Surface Modification Improves Tablet Tensile Strength
By examining tensile strength values, researchers at the Center for Structured Organic Particulate Systems (C-SOPS), a National Science Foundation (NSF) Engineering Research Center (ERC) based at Rutgers University in partnership with New Jersey Institute of Technology, Purdue University, and the University of Puerto Rico-Mayaguez, have discovered that dry coating an active pharmaceutical ingredient (API) increases the tablet strength regardless of excipient particle size. A two-property phase map correlated powder flowability with tablet strength to explore flow function coefficient (FFC) values of different blends consisting of fine excipients as well as coarse excipients. By coating APIs, the highest tensile strength values were observed.
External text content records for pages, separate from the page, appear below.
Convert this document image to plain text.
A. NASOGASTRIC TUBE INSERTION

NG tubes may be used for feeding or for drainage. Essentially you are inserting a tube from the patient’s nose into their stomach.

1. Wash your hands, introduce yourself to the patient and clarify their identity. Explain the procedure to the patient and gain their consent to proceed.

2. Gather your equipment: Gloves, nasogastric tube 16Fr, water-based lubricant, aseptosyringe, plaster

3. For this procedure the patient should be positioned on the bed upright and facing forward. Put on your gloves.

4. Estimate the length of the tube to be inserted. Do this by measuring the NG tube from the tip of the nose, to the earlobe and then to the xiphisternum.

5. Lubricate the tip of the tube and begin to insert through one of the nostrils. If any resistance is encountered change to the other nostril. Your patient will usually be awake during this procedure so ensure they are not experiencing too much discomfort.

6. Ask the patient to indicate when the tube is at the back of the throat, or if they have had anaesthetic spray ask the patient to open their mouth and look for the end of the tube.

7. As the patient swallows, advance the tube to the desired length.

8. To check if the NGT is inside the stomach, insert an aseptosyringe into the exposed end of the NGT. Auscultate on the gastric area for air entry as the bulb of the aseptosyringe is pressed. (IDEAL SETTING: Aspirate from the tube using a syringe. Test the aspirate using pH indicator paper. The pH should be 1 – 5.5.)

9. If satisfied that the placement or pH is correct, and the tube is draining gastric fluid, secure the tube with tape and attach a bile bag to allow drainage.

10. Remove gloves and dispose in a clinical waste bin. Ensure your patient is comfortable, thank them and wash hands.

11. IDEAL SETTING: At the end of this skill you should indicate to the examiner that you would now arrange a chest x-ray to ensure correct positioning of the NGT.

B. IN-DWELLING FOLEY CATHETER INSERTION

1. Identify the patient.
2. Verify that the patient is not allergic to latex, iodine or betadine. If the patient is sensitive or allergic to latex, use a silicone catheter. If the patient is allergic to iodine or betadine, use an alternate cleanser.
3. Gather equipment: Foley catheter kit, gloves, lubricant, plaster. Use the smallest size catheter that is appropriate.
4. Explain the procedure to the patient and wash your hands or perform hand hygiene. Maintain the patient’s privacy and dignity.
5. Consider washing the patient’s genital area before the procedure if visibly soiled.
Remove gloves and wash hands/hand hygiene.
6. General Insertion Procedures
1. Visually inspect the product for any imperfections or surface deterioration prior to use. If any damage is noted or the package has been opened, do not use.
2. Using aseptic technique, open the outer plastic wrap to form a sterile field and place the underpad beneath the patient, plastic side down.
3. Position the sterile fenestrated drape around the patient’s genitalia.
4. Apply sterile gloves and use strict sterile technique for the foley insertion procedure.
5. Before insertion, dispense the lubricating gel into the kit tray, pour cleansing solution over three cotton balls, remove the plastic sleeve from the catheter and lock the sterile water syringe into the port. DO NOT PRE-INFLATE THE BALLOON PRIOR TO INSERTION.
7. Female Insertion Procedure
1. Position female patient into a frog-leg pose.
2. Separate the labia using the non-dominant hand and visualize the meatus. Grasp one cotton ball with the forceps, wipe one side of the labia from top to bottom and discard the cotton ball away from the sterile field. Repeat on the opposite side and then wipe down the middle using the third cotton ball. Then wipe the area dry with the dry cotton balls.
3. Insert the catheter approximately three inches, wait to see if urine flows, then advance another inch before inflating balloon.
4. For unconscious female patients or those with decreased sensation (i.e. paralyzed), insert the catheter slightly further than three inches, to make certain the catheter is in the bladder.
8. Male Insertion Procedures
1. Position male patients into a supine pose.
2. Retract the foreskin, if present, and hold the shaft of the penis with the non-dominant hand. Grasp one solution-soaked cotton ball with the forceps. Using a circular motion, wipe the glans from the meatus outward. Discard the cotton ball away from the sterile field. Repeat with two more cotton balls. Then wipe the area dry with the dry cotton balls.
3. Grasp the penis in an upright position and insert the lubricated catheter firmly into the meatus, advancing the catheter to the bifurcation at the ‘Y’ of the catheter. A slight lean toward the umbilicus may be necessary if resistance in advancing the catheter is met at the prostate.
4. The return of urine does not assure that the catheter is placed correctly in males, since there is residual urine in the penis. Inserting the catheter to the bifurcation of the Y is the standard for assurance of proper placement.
Direct compression has been widely used to make pharmaceutical tablets; however, this method cannot be employed for most fine APIs due to their poor flow. With surface modification via dry coating, a more efficient approach to improving powder flowability is established. Dry coating acetyl-para-aminophenol (APAP)—better known as acetaminophen—improves packing and flow properties regardless of excipient particle size. The use of fine excipients also aids in improving tablet compactibility, assuring that high API loading blends are suitable for direct compaction. This has significant potential for cost savings by eliminating extra granulation steps that would otherwise be required.
FFC-Tensile Strength phase maps of placebo blends; blends without silica; blends with coated extra strength acetaminophen (mAPAP); and blends coated with all three principal components were studied for 60% API loading containing fine as well as coarse excipients. Blends without silica have very low FFC values (2.8 and 3.8); and because they are cohesive, they will not flow well during tableting processes. After adding silica, these blends show increased FFC values (4.5 and 5.2). After API coating, the FFC values increase substantially to 9.1 and 9.5, respectively, which is much higher than the reference values corresponding to Avicel 102.